Fireworks for the Christmas and New Years season went on sale in Shreveport on December 15th and are allowed to be discharged in Shreveport.

In Bossier City, fireworks can’t be sold or discharged until this Friday, the 23rd.

You may use fireworks in Shreveport until 10 p.m. each day, except for New Year’s Eve, when the hours are extended until 1 a.m. on New Year’s Day.

In Bossier City, the hours are 10 a.m. til 10 p.m. each day except New Year’s — when you can discharge fireworks until 12:30 that morning.

Bossier and Shreveport police remind you that it is illegal to fire a weapon into the air to ring in the new year.

Shreveport Police Sgt. Bill Goodin says what goes up must come down, and in some cases might end up hitting and wounding — possibly even killing — someone.

Fireworks Safety Tips from Kids Health

  • Kids should never play with fireworks. Things like firecrackers, rockets, and sparklers are just too dangerous. If you give kids sparklers, make sure they keep them outside and away from the face, clothing, and hair. Sparklers can reach 1,800° Fahrenheit (982° Celsius) — hot enough to melt gold.


  • Buy only legal fireworks (legal fireworks have a label with the manufacturer's name and directions; illegal ones are unlabeled), and store them in a cool, dry place. Illegal fireworks usually go by the names M-80, M100, blockbuster, or quarterpounder. These explosives were banned in 1966, but still account for many fireworks injuries.


  • Never try to make your own fireworks.


  • Always use fireworks outside and have a bucket of water and a hose nearby in case of accidents.


  • Steer clear of others — fireworks have been known to backfire or shoot off in the wrong direction. Never throw or point fireworks at someone, even in jest.


  • Don't hold fireworks in your hand or have any part of your body over them while lighting. Wear some sort of eye protection, and avoid carrying fireworks in your pocket — the friction could set them off.


  • Point fireworks away from homes, and keep away from brush and leaves and flammable substances. The National Fire Protection Association estimates that local fire departments respond to more 50,000 fires caused by fireworks each year.

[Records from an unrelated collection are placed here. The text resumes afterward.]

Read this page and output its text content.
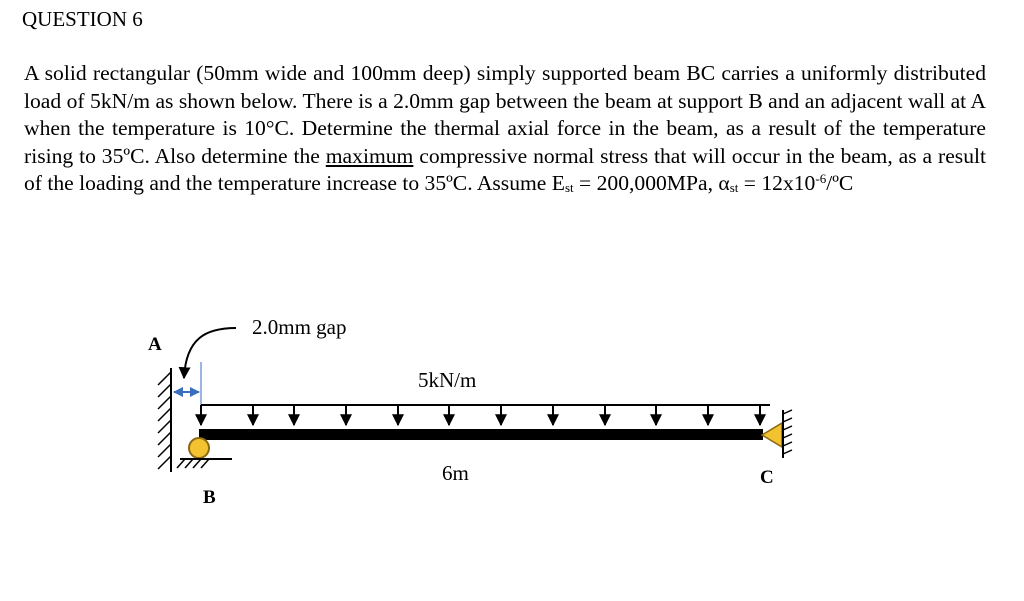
QUESTION 6

A solid rectangular (50mm wide and 100mm deep) simply supported beam BC carries a uniformly distributed load of 5kN/m as shown below. There is a 2.0mm gap between the beam at support B and an adjacent wall at A when the temperature is 10°C. Determine the thermal axial force in the beam, as a result of the temperature rising to 35ºC. Also determine the maximum compressive normal stress that will occur in the beam, as a result of the loading and the temperature increase to 35ºC. Assume $E_{st} = 200,000MPa$, $\alpha_{st}$ = $12x10^{-6}/ºC$

2.0mm gap
A
5kN/m
6m
B
C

  • Light one firework at a time (not in glass or metal containers), and never relight a dud.


  • Don't allow kids to pick up pieces of fireworks after an event. Some may still be ignited and can explode at any time.


  • Soak all fireworks in a bucket of water before throwing them in the trash can.


  • Think about your pet. Animals have sensitive ears and can be extremely frightened or stressed around fireworks. Keep pets indoors to reduce the risk that they'll run loose or get injured.

If a child is injured by fireworks, immediately go to a doctor or hospital. If an eye injury occurs, don't allow your child to touch or rub it, as this may cause even more damage. Also, don't flush the eye out with

water or attempt to put any ointment on it. Instead, cut out the bottom of a paper cup, place it around the eye, and immediately seek medical attention — your child's eyesight may depend on it.

If it's a burn, remove clothing from the burned area and run cool, not cold, water over the burn (do not use ice). Call your doctor immediately.

Fireworks are meant to be enjoyed, but you'll enjoy them much more knowing your family is safe. Take extra precautions and your holiday will be a blast!